Se mueve Francisco Gálvez, tanto su obra lírica como su actividad de gestor cultural, en un amplio espectro de influencias y corrientes que visitan los principales movimientos que articulan el final de los últimos veinticinco años de poesía del siglo XX. Aparecen además sus obras en un momento en que estaba a punto de debutar la otra gran corriente poética al amparo del crítico y profesor Juan Carlos Rodríguez, con los —entonces—jóvenes poetas: Luis García Montero, Álvaro Salvador, Javier Egea, que hicieron una relectura de la generación del medio siglo, en especial, de los autores que más parecían responder a una articulación estética del fenómeno social realista de la España del medio siglo, y también del decisivo manual de Robert Langbaum, La poesía de la experiencia,[1957] donde se hablaba del fenómeno poético del dramatic monologue, o monólogo dramático, que ha sido entendido erróneamente, la mayoría de las veces, como un recurso de influencia teatral, pero que, en realidad, articula y vertebra gran parte de la poesía moderna, entiéndase por moderna, en España, al menos, desde el siglo XVI, porque ya Garcilaso lo utiliza en sus composiciones y en sus enmascaramientos líricos a la hora de esconderse tras la máscara de un personaje: (Salicio, Nemoroso), o las distintas formas que adoptara Góngora en las Soledades, planteamientos que corresponden a una voluntad que se mueve entre la institución social del adusto mundo de la corte, y la pasión amorosa, que debe expresarse en un código definido tras la Contrarreforma.

En esos años de efervescencia cultural, tras el franquismo, es donde surge la poesía de Gálvez, deslegitimando una vez más el canon castellano que se había construido principalmente a partir de los grandes núcleos urbanos: Madrid y Barcelona, y que había centrifugado todo movimiento que viniese de provincias, quizá, tal vez, este sea el motivo por el que muchos de los poetas de finales del franquismo, los cuales no habían sido incluidos en el movimiento novísimo, se quedaron fuera de la hegemonía canónica que no podía recoger o incluir obras de autores que no comulgaban con esas normas siguiendo un patrón urbano o un discurso que no interesaba a las grandes editoriales; en un segundo momento, otro rechazo, este ya andaluz, al no cumplir con el folclorismo impuesto por las autoridades locales para recuperar una supuesta identidad perdida, olvidando que Andalucía había sido históricamente, la cuna de poetas españoles y universales, ahí tenemos a Juan de Mena, Góngora, Fernández de Andrada, Rodrigo Caro, Fernando de Herrera, que no eran precisamente cantores de las excelencias andaluzas.

En otro orden de cosas, Gálvez anula con su propuesta lírica la estudiada eclosión novísima, desata las mordazas del canon, y demuestra que se podía hacer una poesía comprometida sin ser meramente social, sobre todo, en un momento en que se oían batir los tambores de guerra, en una futura inclusión de España en la OTAN, una actitud pacifista, una crítica que argumenta su primer libro, Los soldados [1973]: «Jóvenes aún / recién amanecidas sus facciones / como rosas en pétalos sus sueños»[…]; es decir, no cumple lo esperado ni por los grandes grupos editoriales de las grandes ciudades, ni lo esperando para un autor andaluz de finales del franquismo que expone la oposición a un militarismo que interrumpía la vida de los jóvenes que se alistaban a un ejército adolescente en un mundo llamado a ser desarrollado con un discurso incomprensible que se preparaba pacíficamente a una guerra continua y atroz.
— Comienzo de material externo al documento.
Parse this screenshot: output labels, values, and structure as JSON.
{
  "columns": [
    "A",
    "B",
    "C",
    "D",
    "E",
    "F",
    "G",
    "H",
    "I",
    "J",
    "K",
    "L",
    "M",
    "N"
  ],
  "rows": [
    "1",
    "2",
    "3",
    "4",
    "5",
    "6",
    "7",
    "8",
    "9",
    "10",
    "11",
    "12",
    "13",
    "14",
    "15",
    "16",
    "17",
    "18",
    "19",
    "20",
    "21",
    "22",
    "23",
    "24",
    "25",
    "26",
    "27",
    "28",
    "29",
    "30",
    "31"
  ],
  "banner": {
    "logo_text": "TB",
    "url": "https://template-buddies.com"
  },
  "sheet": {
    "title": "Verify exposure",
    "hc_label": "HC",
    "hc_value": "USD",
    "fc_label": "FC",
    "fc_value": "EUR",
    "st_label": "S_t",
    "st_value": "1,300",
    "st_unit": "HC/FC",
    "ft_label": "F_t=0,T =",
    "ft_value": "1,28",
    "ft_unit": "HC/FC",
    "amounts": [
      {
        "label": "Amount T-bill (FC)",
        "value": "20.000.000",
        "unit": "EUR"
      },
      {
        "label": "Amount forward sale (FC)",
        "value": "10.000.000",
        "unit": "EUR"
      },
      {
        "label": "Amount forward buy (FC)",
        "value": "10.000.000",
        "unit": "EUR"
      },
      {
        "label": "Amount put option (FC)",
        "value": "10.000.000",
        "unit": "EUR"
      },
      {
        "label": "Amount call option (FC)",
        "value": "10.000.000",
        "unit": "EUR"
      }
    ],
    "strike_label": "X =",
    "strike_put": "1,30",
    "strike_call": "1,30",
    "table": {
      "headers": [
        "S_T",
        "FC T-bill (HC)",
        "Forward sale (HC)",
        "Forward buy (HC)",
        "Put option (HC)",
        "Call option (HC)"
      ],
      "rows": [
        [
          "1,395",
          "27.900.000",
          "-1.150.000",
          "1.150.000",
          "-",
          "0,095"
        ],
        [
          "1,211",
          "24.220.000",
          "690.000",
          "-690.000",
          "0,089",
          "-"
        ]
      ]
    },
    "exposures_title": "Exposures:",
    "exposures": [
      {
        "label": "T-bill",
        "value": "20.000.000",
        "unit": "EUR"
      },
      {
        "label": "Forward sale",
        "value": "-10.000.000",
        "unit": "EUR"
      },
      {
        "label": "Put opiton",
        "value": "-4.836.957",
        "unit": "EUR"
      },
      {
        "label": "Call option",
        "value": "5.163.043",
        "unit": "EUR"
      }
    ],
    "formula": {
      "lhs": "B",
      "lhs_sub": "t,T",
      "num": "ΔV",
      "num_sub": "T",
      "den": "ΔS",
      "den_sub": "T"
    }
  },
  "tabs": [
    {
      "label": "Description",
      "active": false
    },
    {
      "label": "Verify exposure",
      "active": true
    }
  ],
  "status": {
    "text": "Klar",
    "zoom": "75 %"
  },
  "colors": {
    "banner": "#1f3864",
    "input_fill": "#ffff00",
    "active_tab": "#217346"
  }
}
Es por este y otros motivos que veremos más adelante por lo que se ha considerado a Francisco Gálvez como un heterodoxo, en el sentido más ajustado de término: su oposición a las corrientes de finales de siglo XX, estableciendo otra forma de construir el racionalismo poético desde la rehumanización figurativa ante tanto exceso posmoderno de luces de ciudad y un yo difuso desajustado y cohibido en la ciudad moderna.

No: La poesía de Francisco Gálvez es un intento por clarificar las nuevas bases ontológicas del ser desde el punto de vista del yo, de hecho, apenas se enmascara en sus versos, su voz es casi siempre coincidente con su discurso, y su persona poética —podría haber elegido otra— pero no es así, es Francisco Gálvez él mismo, transita por estas líneas sin esconder su rostro en un personaje; aquí, quizá, el único personaje sea el tiempo, ese gran monstruo transformador, el causante de ese tránsito inveterado que ya Gálvez tenía muy claro desde que comenzó a escribir. El tiempo es solo tránsito, el cuerpo, accidente que se transforma todos los días y nos hace cambiar esa máscara y, en definitiva, el rostro del héroe que se contempla en el espejo, cuyo reloj le devuelve la pregunta de someterse de nuevo a su sentencia desafiando su condena, porque es eso lo que ha vertebrado la poesía de Gálvez, el paso del tiempo que domina la escena, y el silencio, la palabra, la reflexión, el «racionalismo vitalista» que ya nos apuntaba Molina Damiani en el prólogo a Una visión de lo transitorio[1998], o el «racionalismo figurativo», conceptos ambos que se pueden aplicarse también a esta antología que nos ocupa hoy, más de cuarenta años después de que apareciese su primer libro, porque la poesía de Gálvez mana de sí mismo, no de una impostura neoculturalista que suele confundir el yo y su reflejo idealizado, de ahí, su radical honestidad en su propuesta poética.

 

 

2.1. Tránsito

En Tránsito, primer volumen de esta antología, que cerraba además la antología anterior, parece adoptar la interpretación de Nietszche: si el mundo no existe, está en suspenso, solo nos queda la enorme labor de la interpretación del mismo, como representación, y esta es la interpretación articulada por el tiempo y su sensibilidad que cambia continuamente su texto, si el mundo es aparente, solo nos guiamos por los sentidos, y los sentidos nos engañan, excepto si lo recreamos mediante el discurso poético: esa sería nuestra nueva verdad, ya no habría máscara, y es ahí donde nos coloca Gálvez con su poesía, portador de una verdad que no necesita de coartada para sobrevivir, porque es autónoma, instalada en la fase previa del paso del tiempo, instalada en el tránsito, porque el tiempo se compone en definitiva de esos instantes:

«Todo fluye, nada reposa / no existe calma en lo vital / ni en lo extinguido, / en la luz todo palpita /y sube y baja sin cesar, / busca el color, el aire, / la distancia, el sonido. / Todo transcurre, sutil / en la luz declinable. //» p. 47 en Los rostros del personaje.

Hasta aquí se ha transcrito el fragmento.